By Rex HoggardJanuary 22, 2018, 9:14 pm

Quail Hollow Club - a staple on the PGA Tour since 2003 - debuted as a longer, tougher version of itself at last year’s PGA Championship, receiving mixed reviews from players.

The course played to a lengthened 7,600 yards at last year’s PGA and a 73.46 stroke average, the toughest course in relation to par on Tour in 2017. As a result, it left some players less than excited to return to the Charlotte, N.C.-area layout later this spring for the Wells Fargo Championship.

It’s that lack of enthusiasm that led officials at Quail Hollow to send a video to players saying, essentially, that the course players have lauded for years will be back in May.
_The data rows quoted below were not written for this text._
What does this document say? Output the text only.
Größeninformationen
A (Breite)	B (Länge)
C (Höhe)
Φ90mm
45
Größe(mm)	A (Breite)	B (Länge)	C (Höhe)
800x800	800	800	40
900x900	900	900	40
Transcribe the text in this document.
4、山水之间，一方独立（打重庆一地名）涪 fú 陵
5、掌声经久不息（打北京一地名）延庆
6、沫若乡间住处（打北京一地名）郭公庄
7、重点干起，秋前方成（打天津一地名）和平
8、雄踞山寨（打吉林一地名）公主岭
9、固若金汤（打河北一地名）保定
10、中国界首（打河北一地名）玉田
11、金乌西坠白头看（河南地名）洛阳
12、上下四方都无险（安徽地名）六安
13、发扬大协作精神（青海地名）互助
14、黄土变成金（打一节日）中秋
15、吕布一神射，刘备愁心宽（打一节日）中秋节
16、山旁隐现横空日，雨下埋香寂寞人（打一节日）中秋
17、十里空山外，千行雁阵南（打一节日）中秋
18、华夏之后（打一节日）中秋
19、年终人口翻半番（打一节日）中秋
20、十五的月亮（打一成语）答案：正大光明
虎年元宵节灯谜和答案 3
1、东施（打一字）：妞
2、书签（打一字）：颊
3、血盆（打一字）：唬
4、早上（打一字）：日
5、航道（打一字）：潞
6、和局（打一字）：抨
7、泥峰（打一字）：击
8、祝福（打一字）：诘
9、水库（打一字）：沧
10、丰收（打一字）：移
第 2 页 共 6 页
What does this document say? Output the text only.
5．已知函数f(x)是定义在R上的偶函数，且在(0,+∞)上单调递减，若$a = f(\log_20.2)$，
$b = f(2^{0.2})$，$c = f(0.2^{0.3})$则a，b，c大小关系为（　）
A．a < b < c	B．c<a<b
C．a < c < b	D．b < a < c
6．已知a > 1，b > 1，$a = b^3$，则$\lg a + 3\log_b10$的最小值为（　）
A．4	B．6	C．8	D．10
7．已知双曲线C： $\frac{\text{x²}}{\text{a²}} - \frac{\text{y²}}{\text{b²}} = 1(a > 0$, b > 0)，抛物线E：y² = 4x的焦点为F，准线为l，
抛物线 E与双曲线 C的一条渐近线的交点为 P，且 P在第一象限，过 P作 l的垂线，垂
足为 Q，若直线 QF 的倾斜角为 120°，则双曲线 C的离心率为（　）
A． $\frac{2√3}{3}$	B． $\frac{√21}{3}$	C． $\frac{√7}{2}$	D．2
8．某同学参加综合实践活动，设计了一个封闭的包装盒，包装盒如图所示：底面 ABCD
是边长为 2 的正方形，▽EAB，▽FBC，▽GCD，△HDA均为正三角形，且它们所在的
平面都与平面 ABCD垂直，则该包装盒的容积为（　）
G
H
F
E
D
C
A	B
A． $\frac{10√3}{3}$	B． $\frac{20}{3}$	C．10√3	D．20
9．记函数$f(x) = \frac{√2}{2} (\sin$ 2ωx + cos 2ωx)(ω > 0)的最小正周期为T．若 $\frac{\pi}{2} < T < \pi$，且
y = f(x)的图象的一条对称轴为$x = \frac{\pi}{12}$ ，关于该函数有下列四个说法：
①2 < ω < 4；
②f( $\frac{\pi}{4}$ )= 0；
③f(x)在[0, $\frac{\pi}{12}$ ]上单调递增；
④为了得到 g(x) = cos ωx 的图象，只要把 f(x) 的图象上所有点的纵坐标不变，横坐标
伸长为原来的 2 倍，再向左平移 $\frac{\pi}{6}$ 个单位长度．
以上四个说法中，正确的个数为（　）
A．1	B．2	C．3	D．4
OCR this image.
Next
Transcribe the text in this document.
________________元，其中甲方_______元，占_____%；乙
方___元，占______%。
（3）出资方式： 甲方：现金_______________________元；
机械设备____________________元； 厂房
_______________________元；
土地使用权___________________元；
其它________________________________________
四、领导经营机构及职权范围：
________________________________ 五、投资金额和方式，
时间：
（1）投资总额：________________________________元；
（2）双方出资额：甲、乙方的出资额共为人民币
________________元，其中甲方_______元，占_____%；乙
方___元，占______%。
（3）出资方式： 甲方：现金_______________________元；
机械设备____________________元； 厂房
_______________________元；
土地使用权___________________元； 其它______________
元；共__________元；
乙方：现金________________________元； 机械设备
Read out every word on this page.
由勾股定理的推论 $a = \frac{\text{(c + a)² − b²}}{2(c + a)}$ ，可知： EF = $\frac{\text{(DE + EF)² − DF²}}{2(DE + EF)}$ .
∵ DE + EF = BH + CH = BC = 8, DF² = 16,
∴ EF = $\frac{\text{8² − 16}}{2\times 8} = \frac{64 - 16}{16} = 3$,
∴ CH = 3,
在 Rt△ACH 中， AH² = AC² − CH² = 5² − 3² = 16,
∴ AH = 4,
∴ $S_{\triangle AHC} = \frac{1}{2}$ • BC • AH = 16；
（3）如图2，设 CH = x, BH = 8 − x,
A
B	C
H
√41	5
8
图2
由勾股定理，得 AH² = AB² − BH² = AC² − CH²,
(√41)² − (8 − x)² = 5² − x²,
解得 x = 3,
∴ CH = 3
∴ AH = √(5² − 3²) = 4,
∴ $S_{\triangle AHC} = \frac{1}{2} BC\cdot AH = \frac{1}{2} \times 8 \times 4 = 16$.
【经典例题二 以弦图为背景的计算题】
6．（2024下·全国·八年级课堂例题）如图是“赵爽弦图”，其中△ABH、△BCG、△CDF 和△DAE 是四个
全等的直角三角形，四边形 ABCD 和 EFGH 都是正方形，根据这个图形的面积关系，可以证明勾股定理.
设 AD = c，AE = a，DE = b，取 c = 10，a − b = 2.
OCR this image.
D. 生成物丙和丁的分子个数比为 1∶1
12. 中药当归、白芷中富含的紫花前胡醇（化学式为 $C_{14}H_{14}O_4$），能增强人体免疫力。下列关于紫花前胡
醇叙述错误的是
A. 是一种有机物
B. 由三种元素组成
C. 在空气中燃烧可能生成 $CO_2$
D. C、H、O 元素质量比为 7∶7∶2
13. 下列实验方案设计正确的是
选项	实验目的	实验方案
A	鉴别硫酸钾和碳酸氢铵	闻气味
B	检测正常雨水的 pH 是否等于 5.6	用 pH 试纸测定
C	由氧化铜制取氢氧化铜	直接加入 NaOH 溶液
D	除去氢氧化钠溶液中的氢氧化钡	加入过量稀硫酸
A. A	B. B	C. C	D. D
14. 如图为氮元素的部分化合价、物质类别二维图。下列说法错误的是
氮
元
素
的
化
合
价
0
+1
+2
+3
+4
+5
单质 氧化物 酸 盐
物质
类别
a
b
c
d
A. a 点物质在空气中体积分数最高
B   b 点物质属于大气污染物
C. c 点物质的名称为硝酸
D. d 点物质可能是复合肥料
The video, which includes Quail Hollow president Johnny Harris and runs nearly five minutes, begins with an explanation of how the first hole, which played as a 524-yard par 4 at the PGA, will play much shorter at the Wells Fargo Championship.

“I had a number of my friends who were playing in the tournament tell me that tee was better suited as a lemonade stand,” Harris joked of the new tee box on the fourth hole. “I doubt we’ll ever see that tee used again in competition.”

Harris also explained that the greens, which became too fast for some, will be “softer” for this year’s Wells Fargo Championship.